Jim is the resident freeware aficionado at DCT. A computer veteran with 30+ years experience who first started writing about computers and tech back in the days when freeware was actually free. His first computer was a TRS-80 in the 1980s, he progressed through the Commodore series of computers before moving to PCs in the 1990s. Now retired (aka an old geezer), Jim retains his passion for all things tech and still enjoys building and repairing computers for a select clientele... as well as writing for DCT, of course.

7 Comments

  1. Seems technology has outdone itself. My computers run 24/7 (connected to a UPS – to maintain proper power levels – so no brown outs or spikes) and these newer babies are over two and three years young. But my pride and joy is my 486, bought as a server, and it’s over 20 years strong. Okay, I do tinker around every year, but it’s just preventive maintenance, Mindblower!

    • Most machines that start displaying these types of symptoms are generally in the 3 to 4 years old range MB. It can occur earlier but that would be less frequent.

      Where I live, the entire city being built on a volcanic base, dust is real problem, so these types of issues may well be more prevalent here.

      Cheers mate… Jim

  2. Why is it, no matter what you look for, it’s always in the last place you look?

    It may well have been the first place you looked, but it’s still the last place.

    After all, who keeps looking after you find it?
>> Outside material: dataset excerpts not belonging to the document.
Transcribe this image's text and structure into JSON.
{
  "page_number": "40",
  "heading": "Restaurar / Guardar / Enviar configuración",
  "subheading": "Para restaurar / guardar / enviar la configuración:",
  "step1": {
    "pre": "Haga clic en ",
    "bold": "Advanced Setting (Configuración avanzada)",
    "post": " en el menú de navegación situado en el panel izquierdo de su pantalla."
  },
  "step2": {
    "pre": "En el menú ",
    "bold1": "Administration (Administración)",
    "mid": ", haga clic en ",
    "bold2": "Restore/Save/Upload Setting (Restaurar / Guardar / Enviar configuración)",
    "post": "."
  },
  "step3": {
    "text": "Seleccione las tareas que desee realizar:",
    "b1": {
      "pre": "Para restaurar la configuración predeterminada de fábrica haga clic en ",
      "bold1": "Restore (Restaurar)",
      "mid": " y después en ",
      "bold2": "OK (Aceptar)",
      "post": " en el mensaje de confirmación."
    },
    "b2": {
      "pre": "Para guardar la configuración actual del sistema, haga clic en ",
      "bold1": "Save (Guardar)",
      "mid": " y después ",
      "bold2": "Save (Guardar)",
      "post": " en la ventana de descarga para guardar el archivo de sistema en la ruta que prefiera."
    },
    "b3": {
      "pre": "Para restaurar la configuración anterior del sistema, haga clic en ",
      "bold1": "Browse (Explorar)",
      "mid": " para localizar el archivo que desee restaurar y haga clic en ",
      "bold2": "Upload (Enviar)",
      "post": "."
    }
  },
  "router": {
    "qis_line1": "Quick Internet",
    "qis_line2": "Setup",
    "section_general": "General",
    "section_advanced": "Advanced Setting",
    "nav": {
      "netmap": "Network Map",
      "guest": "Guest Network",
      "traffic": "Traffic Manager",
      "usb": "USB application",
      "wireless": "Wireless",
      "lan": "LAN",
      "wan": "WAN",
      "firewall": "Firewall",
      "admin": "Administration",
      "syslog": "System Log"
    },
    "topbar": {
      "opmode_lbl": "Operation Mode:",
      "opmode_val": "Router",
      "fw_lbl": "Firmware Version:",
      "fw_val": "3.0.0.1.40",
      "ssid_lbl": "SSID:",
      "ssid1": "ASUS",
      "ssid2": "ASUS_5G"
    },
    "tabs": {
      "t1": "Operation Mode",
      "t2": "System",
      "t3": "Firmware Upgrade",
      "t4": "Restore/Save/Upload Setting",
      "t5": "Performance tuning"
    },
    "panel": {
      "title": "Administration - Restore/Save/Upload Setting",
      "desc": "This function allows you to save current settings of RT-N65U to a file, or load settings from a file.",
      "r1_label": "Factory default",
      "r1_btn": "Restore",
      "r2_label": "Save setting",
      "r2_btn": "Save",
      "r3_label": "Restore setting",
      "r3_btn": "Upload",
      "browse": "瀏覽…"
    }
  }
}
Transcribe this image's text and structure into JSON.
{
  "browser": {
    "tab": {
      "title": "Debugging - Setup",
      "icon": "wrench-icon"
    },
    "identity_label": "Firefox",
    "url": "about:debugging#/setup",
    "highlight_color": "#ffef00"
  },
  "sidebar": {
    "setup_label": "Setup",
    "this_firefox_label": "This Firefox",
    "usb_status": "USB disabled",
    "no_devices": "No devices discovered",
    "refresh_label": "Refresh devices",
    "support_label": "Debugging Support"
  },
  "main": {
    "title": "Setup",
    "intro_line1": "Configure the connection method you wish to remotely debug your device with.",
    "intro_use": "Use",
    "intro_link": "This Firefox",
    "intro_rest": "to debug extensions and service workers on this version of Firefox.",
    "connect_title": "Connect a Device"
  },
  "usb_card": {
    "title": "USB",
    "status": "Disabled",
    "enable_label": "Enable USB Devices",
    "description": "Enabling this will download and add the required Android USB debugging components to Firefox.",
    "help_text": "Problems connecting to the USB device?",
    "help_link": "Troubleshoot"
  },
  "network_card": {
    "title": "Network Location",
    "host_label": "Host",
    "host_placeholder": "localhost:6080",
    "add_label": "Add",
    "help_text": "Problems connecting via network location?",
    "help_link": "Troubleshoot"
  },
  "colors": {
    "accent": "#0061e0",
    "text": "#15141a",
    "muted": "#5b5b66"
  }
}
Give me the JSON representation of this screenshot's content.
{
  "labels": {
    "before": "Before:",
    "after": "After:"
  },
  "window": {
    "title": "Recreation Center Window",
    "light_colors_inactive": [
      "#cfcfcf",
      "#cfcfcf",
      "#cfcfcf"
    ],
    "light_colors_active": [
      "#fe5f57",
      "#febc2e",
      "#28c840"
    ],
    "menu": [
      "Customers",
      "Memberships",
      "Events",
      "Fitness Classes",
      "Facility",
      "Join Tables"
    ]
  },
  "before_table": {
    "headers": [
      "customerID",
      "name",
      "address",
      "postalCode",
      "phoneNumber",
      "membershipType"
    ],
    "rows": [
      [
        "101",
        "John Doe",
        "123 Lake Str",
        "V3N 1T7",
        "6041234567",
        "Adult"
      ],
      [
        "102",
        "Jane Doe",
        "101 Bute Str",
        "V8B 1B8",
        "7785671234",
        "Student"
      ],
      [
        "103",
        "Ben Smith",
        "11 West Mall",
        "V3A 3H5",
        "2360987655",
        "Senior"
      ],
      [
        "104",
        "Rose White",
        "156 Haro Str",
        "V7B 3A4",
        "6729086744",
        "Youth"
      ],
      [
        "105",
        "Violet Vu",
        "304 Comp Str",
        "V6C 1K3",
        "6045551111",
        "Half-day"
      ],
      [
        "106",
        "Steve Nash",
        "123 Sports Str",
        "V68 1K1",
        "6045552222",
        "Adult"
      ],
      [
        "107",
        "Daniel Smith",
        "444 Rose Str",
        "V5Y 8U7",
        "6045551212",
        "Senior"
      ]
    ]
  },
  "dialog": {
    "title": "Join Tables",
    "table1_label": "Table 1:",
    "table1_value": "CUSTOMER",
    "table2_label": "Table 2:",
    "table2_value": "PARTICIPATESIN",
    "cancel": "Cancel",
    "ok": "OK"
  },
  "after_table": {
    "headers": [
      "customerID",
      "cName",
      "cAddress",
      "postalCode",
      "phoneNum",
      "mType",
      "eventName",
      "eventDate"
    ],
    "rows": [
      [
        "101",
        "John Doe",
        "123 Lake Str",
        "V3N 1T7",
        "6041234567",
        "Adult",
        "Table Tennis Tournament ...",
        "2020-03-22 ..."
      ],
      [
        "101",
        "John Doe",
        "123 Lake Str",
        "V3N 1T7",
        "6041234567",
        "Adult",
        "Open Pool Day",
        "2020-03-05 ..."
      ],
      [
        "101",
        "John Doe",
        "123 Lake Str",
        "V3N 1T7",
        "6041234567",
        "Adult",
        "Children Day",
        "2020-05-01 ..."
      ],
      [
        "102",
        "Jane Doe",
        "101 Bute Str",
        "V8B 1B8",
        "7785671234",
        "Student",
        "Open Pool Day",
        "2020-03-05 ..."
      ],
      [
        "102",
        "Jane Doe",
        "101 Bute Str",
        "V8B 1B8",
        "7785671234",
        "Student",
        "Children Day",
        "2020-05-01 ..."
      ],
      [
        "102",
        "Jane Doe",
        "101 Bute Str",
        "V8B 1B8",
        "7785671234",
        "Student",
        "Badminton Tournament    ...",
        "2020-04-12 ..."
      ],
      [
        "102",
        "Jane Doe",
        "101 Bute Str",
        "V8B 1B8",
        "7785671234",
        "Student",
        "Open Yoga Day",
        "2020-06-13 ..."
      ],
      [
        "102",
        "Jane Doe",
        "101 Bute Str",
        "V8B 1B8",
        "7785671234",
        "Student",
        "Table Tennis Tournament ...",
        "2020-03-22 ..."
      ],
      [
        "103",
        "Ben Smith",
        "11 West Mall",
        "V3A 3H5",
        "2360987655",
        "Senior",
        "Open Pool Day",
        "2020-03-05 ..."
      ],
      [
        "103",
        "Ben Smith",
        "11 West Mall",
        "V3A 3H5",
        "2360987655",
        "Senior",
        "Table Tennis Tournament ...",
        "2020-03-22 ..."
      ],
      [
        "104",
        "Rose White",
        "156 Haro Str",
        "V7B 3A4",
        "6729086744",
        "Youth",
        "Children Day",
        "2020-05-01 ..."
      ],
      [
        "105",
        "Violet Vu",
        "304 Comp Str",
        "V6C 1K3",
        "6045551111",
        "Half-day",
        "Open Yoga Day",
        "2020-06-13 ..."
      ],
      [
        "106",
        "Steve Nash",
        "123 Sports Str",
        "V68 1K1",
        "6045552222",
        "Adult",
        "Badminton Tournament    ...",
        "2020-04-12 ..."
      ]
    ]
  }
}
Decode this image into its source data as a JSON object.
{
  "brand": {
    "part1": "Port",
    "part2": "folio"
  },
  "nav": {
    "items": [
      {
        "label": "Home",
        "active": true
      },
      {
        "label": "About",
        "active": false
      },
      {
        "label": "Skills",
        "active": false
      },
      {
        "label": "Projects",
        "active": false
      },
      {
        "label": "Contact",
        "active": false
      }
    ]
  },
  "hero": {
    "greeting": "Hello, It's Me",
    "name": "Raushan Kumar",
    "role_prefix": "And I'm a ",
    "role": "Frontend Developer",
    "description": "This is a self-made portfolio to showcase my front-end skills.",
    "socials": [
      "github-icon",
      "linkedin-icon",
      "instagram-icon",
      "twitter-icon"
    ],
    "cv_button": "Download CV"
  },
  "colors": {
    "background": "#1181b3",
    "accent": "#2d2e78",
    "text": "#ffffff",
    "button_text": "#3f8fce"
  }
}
  3. The PSU can be started by jumping the green and black terminals with a paper clip on the motherboard’s main power supply plug.
    A millimeter can be used to check molex and other terminals for 5 and 12 volts(yellow to black is 12 volts, red to black is 5 volts ) or if only sata connectors, used a molex to sata adapter for ease of use.

    Sometime the 4 pins or 8 pin 12 volt plug to the motherboard is loose ..check this as well.

  4. When faced with a system that powers on but gives no display, I find it very useful to remove the DIMMS.
    If the CPU and power supply is working then most systems (Desktop ones, not notebooks) will beep through a small internal ‘beeper’ or speaker (I check it has one).
    If it doesn’t beep then the CPU is not running, so I check the CPU and power supply. If still no joy, I disconnect everything except the CPU and Power supply (all peripherals, all PCI cards, internal drives, etc.) until I get those beeps.
    If the mainboard+CPU+PSU alone do not beep, then one of the three is faulty.
    Once those 3 are working and I get some beeps, I add the DIMMs and monitor. It is important at this stage to check the monitor works (use another PC or use a known working monitor). If a graphics card is required of course this will need adding too. Carrying a spare graphics card is often handy to check it is not the users own graphics card that is the problem.
    Then it’s just a question of connecting the other bits (hard drive, kbd, mouse).
    If it doesn’t boot from the hard drive, it is often useful to try booting from a bootable USB drive or CD\DVD.
    Sometimes it is useful to PXE boot from the ‘bad’ system as this is all done in RAM and does not need any boot device, just the Ethernet. Connecting my Windows laptop the the user’s router allows me to quickly set my notebook up as a PXE server and I can boot the users system from the network by using the BIOS options. I can even retrieve valuable files from the users hard drive via PXE even if the system will not boot from USB, HDD or CD – e.g. see http://www.rmprepusb.com/tutorials/80toolwiz.

  5. I used to have desktops which were easy enough to clean out by removing the cover/lid.
    Now I have laptops & have no idea how to get them apart for cleaning.
    I know I should clean them if what I found inside my desktops is any indication!
    I even have a sparkling clean house but the cobweb-like lint & dust still builds up inside the pc over the course of a year or 2.